Thursday, December 9, 2010

Dear Santa,

DEAR SANTA,

Word is, you keep a running list of who’s been naughty and who’s been nice. We salute you for undertaking what is surely a huge and thankless task.

In fact, it’s such a big job that we fear you might overlook certain particularly naughty and nice people. That’s why we’re offering this amicus curiae — an editorial “friend of the court” brief, as it were.

You see, there’s a company known as EADS — the European Aeronautic Defence and Space Co. — whose folks have been very nice this year, and we’re hoping you’ll reward them accordingly.

Here’s the story. Back in 2008, when they were in partnership with Northrop Grumman, they won a big fat contract to build aerial tankers for the U.S. Air Force. We’re talking $40 billion worth of airplanes.

People on the central Gulf Coast were beyond excited, Santa. The tankers would’ve been assembled in Mobile at a $600 million plant that would have employed about 1,500 people.

But speaking of naughty, along came EADS’ arch rival, the Boeing Co., which convinced the government to cancel the award and hold another round of bidding.

Northrop threw up its corporate hands and pulled out of the competition.

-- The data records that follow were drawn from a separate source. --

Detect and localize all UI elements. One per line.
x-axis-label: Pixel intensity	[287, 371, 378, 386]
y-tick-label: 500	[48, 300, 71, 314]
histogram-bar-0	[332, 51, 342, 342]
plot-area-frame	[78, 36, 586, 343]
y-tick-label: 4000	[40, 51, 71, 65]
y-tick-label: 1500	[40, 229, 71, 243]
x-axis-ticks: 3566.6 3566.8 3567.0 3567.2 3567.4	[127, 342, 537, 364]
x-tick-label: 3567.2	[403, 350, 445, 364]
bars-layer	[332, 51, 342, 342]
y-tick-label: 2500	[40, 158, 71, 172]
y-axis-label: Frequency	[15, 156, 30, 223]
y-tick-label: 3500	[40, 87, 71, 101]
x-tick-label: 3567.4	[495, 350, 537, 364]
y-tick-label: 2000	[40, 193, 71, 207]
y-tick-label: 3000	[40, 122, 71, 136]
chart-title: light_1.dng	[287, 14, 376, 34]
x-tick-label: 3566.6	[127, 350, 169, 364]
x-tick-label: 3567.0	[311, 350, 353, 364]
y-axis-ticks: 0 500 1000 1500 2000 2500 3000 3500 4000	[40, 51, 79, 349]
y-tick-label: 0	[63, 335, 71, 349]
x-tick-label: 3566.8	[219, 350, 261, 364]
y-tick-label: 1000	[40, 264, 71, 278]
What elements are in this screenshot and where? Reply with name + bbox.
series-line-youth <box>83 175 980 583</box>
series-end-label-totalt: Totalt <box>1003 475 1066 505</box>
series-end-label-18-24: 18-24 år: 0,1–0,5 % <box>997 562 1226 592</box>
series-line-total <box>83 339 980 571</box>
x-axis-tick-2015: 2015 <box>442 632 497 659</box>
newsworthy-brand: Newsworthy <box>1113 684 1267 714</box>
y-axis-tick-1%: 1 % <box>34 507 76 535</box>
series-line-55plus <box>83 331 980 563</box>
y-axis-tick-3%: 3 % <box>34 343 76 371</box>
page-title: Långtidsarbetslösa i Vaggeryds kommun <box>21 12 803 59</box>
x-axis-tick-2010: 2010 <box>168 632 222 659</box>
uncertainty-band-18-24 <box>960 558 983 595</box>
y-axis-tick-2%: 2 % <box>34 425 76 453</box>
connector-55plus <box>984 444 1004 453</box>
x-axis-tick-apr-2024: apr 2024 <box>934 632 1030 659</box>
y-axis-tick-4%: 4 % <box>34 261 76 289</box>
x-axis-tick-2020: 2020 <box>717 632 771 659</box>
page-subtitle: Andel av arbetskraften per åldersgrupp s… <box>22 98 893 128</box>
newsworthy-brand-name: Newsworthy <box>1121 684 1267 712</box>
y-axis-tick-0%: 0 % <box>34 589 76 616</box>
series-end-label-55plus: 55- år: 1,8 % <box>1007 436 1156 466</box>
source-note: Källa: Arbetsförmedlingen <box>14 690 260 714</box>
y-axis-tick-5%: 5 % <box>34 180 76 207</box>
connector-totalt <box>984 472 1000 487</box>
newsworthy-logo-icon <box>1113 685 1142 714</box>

Not EADS, though. Armed with the confidence that it has the better plane — remember, the Air Force picked its tanker two years ago — EADS went head to head with Boeing in the new round of bidding.

Now everybody’s waiting nervously to see who wins.

You might think coastal residents would be encouraged by a noted defense analyst’s recent prediction that EADS will get the contract, but the agony and ecstasy of winning and losing in 2008 has kept folks pretty skittish. Plus, they don’t — and shouldn’t — discount the fact that Boeing wields an enormous amount of political influence in Washington.

That’s where you come into the picture, Santa. Now that you know how nice EADS has been this year, and that Boeing has been its usual naughty self, know this, too: EADS’ refueling tanker is bigger than Boeing’s, it holds more fuel, it can fly farther, and pilots rave about its performance.

So when you load your sleigh later this month, how about including a big, brightly wrapped gift-tagged “Merry Christmas to EADS and the Gulf Coast”?

Trust us, Santa. It’s the right thing to do.